20歳を迎えると学生でも国民年金への加入が必須となりますが、収入のない学生向けに「学生納付特例制度」という救済策があります。前年所得が128万円以下(扶養家族により加算あり)の大学生や専門学校生なら、在学中の保険料支払いを先送りできる便利な仕組みです。
猶予のメリットとデメリット
この制度を利用すれば、年金の受給資格期間にはカウントされるため安心ですが、落とし穴があります。猶予期間中の保険料は未納扱いとなり、将来もらえる年金額が減ってしまうのです。
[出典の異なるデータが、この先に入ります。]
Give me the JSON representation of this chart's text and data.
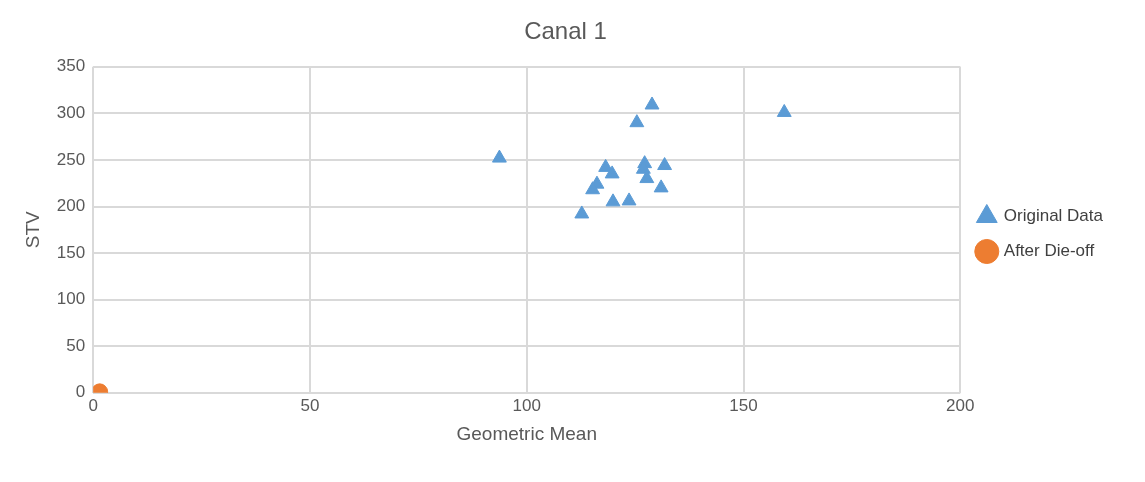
{
  "chart_data": {
    "type": "scatter",
    "title": "Canal 1",
    "xlabel": "Geometric Mean",
    "ylabel": "STV",
    "xlim": [
      0,
      200
    ],
    "xticks": [
      0,
      50,
      100,
      150,
      200
    ],
    "ylim": [
      0,
      350
    ],
    "yticks": [
      0,
      50,
      100,
      150,
      200,
      250,
      300,
      350
    ],
    "grid": true,
    "legend": "right",
    "series": [
      {
        "name": "Original Data",
        "color": "#5b9bd5",
        "marker": "triangle",
        "x": [
          93.7,
          128.9,
          125.4,
          159.4,
          118.2,
          119.7,
          127.2,
          126.9,
          131.8,
          127.7,
          116.2,
          115.2,
          131,
          119.9,
          123.6,
          112.7
        ],
        "values": [
          252,
          309,
          290,
          301,
          242,
          235,
          246,
          240,
          244,
          230,
          224,
          218,
          220,
          205,
          206,
          192
        ]
      },
      {
        "name": "After Die-off",
        "color": "#ed7d31",
        "marker": "circle",
        "x": [
          1.5
        ],
        "values": [
          1
        ]
      }
    ]
  }
}
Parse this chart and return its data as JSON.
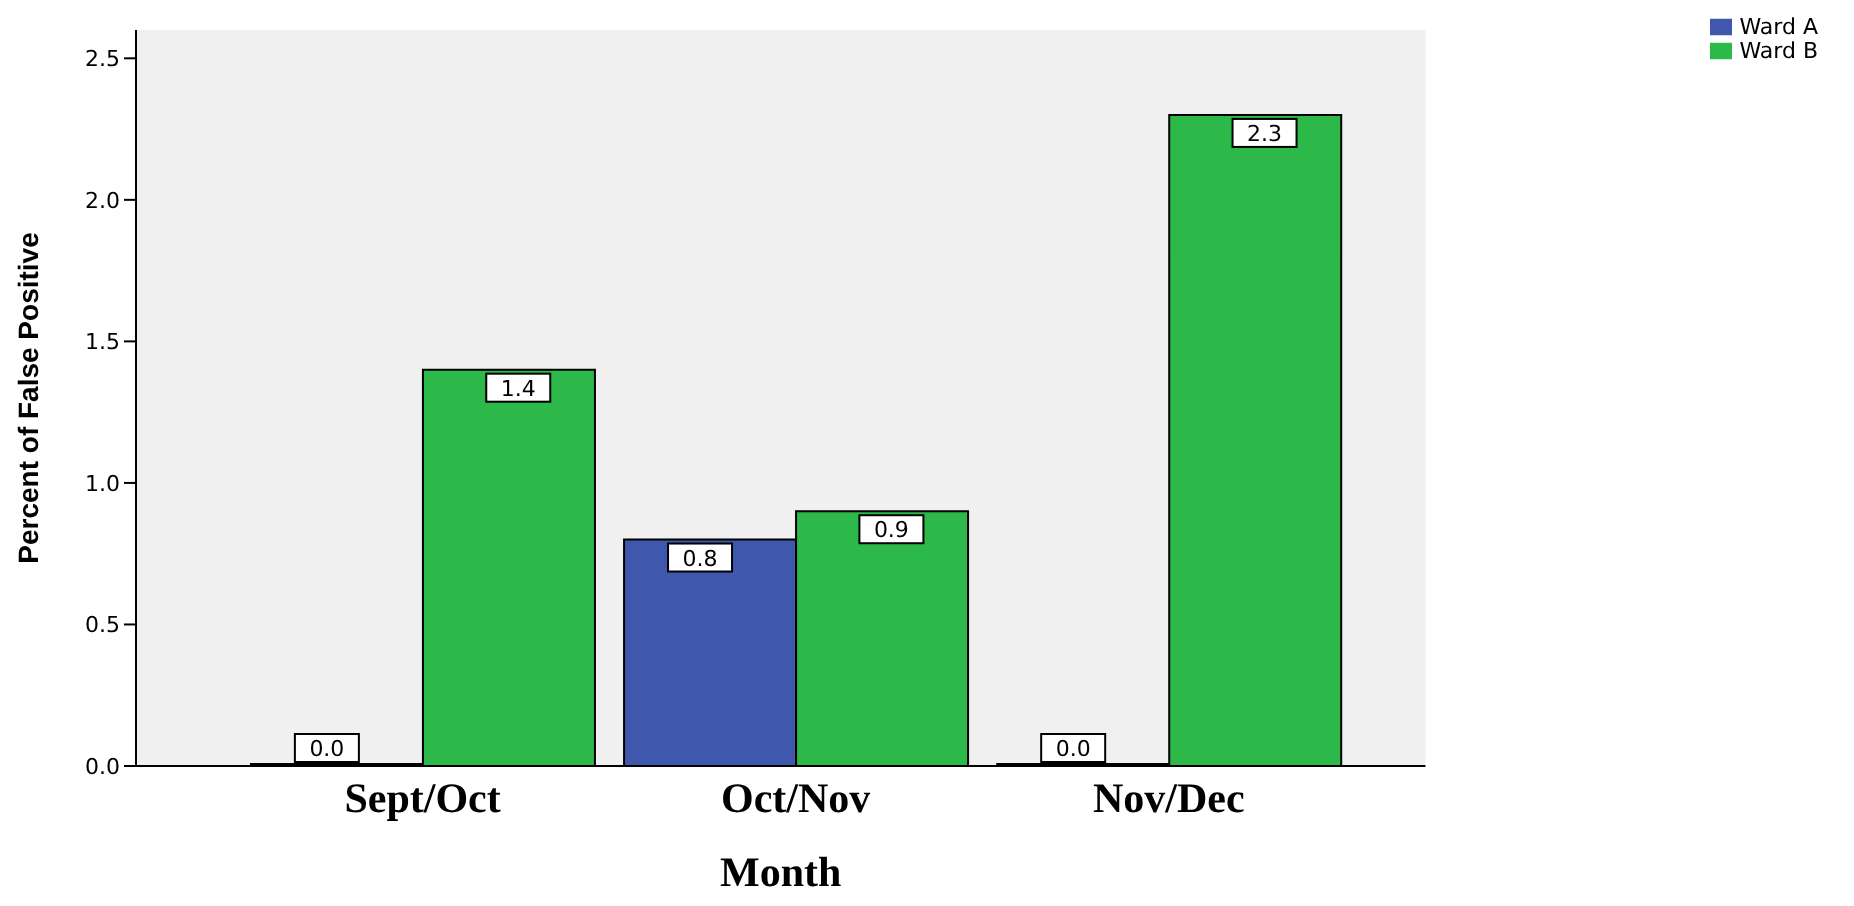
{
  "chart_data": {
    "type": "bar",
    "xlabel": "Month",
    "ylabel": "Percent of False Positive",
    "categories": [
      "Sept/Oct",
      "Oct/Nov",
      "Nov/Dec"
    ],
    "series": [
      {
        "name": "Ward A",
        "color": "#3f58ad",
        "values": [
          0,
          0.8,
          0
        ],
        "value_labels": [
          "0.0",
          "0.8",
          "0.0"
        ]
      },
      {
        "name": "Ward B",
        "color": "#2db84a",
        "values": [
          1.4,
          0.9,
          2.3
        ],
        "value_labels": [
          "1.4",
          "0.9",
          "2.3"
        ]
      }
    ],
    "ylim": [
      0,
      2.6
    ],
    "yticks": [
      {
        "value": 0,
        "label": "0.0"
      },
      {
        "value": 0.5,
        "label": "0.5"
      },
      {
        "value": 1,
        "label": "1.0"
      },
      {
        "value": 1.5,
        "label": "1.5"
      },
      {
        "value": 2,
        "label": "2.0"
      },
      {
        "value": 2.5,
        "label": "2.5"
      }
    ],
    "grid": false,
    "legend": "top right"
  }
}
実際、追納している人はわずか8.9%という低さで、多くの人が年金減額のリスクを抱えています。
賢い追納のタイミング
卒業後10年以内なら猶予分を後払い(追納)できますが、タイミングが重要です:
【2年以内】 当時の保険料額のみで追納可能
【3年目以降】 加算金が上乗せされ負担増
例えば、2015年4月〜2016年3月に猶予を受けた場合、2025年10月に追納申請すると、10年経過した2015年4月〜9月分は追納不可となってしまいます。
追納を逃した場合の対策
追納期限を過ぎても諦める必要はありません:
- 60歳以降の「任意加入制度」で年金額アップ
- 60歳以降も会社員として厚生年金に加入
学生時代の決断が老後の生活に直結します。就職後は早めに追納計画を立て、将来の年金額を守りましょう。加算金がかからない2年以内の追納がベストですが、それ以降でも10年以内なら間に合います。今すぐ年金事務所で自分の猶予期間を確認してみてはいかがでしょうか。